La différence la plus notable concerne la fatigue et les tâches ménagères perçues comme très pesantes chez les mamans en dépression du post-partum. Pour 22,6 % de ces dernières, l’allaitement est jugé trop fatiguant ce qui pousse à l’arrêt contre seulement 14 % chez les mamans non déprimées.

Discussion

Selon les auteurs, le fait que l’écart de prévalence de l’allaitement entre les deux groupes (déprimées et non déprimées) se manifeste dès le premier mois et ne fait que s’accentuer au fil du temps pourrait indiquer que les difficultés à la mise en place de l’allaitement ou une perception d’incapacité à réussir à nourrir son enfant contribuent à augmenter le risque de survenue des symptômes dépressifs. Ils suggèrent de plus que leur persistance des troubles dans le temps diminue la capacité et la motivation des mères à poursuivre leur allaitement. Mais les auteurs n’excluent pas qu’un facteur sous-jacent puisse être présent dès la période prénatale ou néonatale qui jouerait sur les deux tableaux (manque de soutien par exemple de la part de l’entourage).

Conclusion

Le sujet est délicat et complexe. Néanmoins, il ressort de cette étude que bon nombre de problèmes qui motivent l’arrêt de l’allaitement pourraient être réglés par un meilleur accompagnement des mamans : c’est le cas de la perception erronée du manque de lait et du sentiment souvent ressenti qui en découle de l’incapacité à nourrir l’enfant. C’est le cas aussi des douleurs liées à l’allaitement qui peuvent être soulagées par un bon accompagnement.
En ce qui concerne la fatigue plus souvent mal gérée par les mamans en état dépressif, les auteurs rappellent que le soutien social pourrait limiter le sentiment d’être submergées par les tâches quotidiennes.
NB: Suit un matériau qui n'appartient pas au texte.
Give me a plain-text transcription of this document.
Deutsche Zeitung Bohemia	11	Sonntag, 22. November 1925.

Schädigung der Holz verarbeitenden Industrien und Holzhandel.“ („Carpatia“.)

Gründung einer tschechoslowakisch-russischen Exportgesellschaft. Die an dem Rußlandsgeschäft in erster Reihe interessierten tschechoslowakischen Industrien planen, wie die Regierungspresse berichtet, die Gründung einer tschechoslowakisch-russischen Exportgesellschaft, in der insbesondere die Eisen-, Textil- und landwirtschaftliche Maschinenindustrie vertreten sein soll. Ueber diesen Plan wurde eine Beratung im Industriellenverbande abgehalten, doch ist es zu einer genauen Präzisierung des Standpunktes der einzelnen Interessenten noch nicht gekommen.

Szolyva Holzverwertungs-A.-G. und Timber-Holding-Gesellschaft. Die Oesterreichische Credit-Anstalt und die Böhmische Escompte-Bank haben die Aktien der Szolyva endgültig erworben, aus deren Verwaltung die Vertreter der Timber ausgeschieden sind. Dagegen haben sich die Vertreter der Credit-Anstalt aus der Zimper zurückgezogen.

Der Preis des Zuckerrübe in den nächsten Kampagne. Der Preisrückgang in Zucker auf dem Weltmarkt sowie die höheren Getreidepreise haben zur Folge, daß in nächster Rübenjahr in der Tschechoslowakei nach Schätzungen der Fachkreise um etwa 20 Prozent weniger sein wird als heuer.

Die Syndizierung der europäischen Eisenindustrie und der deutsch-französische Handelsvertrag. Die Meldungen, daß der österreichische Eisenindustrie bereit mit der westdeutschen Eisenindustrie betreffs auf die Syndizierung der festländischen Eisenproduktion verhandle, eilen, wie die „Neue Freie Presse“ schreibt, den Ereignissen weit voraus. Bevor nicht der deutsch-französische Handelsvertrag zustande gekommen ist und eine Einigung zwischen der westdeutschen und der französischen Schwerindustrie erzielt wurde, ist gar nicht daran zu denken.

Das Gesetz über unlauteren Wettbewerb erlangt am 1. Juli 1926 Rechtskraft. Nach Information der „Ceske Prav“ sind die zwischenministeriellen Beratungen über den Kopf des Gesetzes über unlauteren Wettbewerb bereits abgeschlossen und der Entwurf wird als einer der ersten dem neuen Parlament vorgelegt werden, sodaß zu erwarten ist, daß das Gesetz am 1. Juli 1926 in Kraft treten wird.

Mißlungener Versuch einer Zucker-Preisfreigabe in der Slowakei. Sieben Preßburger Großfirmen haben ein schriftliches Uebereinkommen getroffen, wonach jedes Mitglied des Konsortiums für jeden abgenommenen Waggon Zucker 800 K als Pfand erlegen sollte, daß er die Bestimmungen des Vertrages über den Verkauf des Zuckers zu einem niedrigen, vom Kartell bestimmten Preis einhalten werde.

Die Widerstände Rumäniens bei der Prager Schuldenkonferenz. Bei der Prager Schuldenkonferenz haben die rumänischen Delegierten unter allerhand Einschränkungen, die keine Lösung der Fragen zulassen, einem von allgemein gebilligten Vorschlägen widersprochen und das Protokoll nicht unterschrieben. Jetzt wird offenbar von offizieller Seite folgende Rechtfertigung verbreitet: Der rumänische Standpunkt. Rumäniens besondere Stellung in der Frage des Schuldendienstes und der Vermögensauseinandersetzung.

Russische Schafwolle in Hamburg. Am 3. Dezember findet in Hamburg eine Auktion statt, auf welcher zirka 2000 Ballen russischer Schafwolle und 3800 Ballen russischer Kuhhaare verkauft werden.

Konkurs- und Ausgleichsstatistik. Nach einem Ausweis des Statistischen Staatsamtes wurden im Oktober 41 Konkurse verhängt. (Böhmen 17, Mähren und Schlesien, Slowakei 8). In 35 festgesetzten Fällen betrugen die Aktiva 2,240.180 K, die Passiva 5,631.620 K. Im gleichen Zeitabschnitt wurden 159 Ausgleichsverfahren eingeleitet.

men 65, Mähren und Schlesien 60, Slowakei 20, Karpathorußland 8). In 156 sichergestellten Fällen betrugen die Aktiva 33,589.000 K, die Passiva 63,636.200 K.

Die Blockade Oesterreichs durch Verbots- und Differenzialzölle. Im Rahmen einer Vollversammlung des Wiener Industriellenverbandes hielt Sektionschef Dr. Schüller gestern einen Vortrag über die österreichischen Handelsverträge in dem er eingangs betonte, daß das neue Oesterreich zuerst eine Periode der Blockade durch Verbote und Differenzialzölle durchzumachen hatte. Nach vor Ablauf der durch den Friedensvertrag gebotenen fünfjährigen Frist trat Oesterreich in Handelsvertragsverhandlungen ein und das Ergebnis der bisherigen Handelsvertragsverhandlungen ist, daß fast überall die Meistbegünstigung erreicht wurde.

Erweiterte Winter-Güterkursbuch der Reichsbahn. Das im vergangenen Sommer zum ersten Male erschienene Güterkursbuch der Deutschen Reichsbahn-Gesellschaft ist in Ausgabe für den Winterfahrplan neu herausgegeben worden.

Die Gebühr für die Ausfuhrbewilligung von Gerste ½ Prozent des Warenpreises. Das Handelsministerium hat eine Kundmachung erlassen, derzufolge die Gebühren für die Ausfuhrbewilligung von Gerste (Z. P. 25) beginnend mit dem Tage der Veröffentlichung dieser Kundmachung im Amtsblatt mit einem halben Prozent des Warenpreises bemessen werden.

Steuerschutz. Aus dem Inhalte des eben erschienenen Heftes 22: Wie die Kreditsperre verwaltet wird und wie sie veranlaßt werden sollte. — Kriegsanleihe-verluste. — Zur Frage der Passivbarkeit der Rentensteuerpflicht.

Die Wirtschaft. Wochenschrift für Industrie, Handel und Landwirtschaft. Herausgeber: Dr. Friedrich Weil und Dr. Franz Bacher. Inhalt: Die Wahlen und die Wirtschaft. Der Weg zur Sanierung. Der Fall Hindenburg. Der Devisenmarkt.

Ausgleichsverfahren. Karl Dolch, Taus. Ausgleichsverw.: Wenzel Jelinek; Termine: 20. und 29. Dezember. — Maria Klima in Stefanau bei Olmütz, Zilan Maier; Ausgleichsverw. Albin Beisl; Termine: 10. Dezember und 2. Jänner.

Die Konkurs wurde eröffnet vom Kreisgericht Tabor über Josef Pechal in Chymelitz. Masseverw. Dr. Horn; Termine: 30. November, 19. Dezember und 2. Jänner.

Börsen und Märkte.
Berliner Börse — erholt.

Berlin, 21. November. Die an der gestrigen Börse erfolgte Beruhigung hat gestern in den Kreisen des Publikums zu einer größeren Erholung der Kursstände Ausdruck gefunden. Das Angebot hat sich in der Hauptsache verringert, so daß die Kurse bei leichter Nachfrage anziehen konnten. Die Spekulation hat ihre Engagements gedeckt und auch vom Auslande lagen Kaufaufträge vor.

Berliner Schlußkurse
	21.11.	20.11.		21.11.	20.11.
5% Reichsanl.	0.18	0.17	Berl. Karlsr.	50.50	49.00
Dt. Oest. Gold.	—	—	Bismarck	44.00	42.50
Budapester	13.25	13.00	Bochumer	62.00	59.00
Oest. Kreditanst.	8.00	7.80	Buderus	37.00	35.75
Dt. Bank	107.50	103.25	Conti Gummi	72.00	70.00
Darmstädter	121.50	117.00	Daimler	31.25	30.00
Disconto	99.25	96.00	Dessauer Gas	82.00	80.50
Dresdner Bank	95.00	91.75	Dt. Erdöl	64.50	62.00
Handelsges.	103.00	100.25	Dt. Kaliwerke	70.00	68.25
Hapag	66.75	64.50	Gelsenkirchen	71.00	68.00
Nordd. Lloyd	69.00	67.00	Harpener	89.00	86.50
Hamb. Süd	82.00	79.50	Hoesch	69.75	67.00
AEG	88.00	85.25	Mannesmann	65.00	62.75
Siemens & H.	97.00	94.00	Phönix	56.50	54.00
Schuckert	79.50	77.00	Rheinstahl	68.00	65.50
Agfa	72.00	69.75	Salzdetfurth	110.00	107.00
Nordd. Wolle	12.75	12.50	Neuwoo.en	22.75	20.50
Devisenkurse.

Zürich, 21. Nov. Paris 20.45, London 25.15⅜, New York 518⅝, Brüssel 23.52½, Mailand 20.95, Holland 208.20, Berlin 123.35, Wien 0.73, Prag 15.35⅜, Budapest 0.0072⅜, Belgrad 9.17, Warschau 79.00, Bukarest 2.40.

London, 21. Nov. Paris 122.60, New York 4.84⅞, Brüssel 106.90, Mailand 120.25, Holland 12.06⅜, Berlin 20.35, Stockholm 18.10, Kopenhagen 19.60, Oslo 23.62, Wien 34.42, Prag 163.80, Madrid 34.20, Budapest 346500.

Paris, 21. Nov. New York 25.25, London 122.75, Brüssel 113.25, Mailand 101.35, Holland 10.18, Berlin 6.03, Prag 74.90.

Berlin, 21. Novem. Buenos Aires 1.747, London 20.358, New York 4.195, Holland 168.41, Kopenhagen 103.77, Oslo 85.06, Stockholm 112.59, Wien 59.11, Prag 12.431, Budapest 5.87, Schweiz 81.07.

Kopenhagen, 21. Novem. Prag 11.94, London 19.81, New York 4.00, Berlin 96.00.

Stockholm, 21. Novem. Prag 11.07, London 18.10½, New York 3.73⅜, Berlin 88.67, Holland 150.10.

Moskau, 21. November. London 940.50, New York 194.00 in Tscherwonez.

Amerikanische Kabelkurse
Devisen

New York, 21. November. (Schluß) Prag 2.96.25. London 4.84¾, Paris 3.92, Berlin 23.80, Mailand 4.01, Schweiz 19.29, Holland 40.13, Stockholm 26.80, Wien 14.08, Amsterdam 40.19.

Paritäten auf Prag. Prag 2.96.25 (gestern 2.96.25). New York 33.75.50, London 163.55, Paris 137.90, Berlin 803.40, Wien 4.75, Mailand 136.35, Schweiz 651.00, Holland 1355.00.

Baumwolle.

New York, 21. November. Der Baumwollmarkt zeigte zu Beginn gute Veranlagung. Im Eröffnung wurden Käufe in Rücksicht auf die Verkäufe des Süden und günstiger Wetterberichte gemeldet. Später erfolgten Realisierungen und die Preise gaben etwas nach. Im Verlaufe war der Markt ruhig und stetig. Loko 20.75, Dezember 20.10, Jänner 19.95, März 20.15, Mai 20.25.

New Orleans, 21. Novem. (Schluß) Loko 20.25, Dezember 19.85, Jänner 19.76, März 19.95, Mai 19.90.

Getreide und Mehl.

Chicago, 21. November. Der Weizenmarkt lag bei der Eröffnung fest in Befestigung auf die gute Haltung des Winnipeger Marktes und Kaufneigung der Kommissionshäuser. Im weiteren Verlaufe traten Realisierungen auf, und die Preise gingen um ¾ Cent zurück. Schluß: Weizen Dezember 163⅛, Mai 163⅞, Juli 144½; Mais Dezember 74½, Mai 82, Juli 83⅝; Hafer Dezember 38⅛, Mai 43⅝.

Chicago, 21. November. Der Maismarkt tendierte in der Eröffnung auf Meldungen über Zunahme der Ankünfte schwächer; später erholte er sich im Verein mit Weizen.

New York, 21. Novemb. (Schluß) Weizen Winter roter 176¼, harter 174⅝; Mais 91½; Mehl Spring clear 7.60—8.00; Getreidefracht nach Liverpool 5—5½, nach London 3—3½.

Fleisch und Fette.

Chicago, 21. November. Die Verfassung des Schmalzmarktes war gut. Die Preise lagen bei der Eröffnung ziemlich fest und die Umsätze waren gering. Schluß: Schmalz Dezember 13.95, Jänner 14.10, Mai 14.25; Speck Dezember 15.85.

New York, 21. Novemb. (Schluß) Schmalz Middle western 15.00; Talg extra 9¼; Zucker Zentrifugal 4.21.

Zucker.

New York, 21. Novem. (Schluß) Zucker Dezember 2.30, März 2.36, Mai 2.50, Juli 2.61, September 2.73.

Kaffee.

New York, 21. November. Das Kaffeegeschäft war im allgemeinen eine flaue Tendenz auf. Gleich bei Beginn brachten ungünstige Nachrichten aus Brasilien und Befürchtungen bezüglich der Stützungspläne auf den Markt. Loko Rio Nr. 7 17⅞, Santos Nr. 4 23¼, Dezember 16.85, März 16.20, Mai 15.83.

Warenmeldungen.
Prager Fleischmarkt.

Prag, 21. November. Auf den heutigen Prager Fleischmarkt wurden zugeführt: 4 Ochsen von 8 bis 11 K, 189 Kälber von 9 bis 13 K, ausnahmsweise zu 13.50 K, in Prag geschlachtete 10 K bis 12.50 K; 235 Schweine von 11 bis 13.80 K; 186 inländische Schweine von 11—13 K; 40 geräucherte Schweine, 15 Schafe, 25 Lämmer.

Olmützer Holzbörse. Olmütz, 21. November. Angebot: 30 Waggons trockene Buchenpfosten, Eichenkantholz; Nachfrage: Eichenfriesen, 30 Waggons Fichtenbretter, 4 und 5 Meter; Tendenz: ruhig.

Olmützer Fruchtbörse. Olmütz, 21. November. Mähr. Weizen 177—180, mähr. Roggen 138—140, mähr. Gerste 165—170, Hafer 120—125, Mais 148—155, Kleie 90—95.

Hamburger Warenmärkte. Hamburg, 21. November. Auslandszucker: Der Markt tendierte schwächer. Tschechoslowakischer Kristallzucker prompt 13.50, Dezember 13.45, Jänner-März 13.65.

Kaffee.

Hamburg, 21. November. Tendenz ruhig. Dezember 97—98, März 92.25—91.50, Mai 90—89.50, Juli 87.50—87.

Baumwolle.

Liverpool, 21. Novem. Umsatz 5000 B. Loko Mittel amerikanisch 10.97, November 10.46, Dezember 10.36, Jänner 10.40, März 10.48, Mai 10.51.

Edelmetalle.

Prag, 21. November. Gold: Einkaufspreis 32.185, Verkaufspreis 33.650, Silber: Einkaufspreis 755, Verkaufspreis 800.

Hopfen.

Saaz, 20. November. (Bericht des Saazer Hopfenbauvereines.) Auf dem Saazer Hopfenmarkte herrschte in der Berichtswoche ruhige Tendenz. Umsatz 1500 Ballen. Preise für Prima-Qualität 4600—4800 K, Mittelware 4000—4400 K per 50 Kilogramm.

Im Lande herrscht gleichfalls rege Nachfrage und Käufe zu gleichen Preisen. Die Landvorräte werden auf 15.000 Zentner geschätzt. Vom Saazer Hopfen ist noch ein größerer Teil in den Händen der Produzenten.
Dans tous les cas, il s’agit surtout de dynamiser le sentiment de confiance en soi souvent mis à mal chez les mamans ce qui permettrait de limiter l’apparition ou soulager des symptômes dépressifs, avec très vraisemblablement un allaitement mené de façon plus confortable et donc plus long.

Référence

*Bascom E. M. et al., « Breastfeeding Duration and Primary Reasons for Breastfeeding Cessation among Women with Postpartum Depressive Symptoms », Journal of Human Lactation 2016, Vol 32(2), 282-291

[Auteure] : Pascale Baugé

[Biographie] : De formation scientifique (docteur-ingénieur en génie des procédés), Pascale est très investie dans le monde des sciences en général.
Elle lit et fouille la littérature scientifique, synthétise et diffuse l’état des dernières connaissances sur l’allaitement maternel: ce qu’on sait, mais aussi ce qu’on cherche à comprendre, car il y a encore tant à découvrir.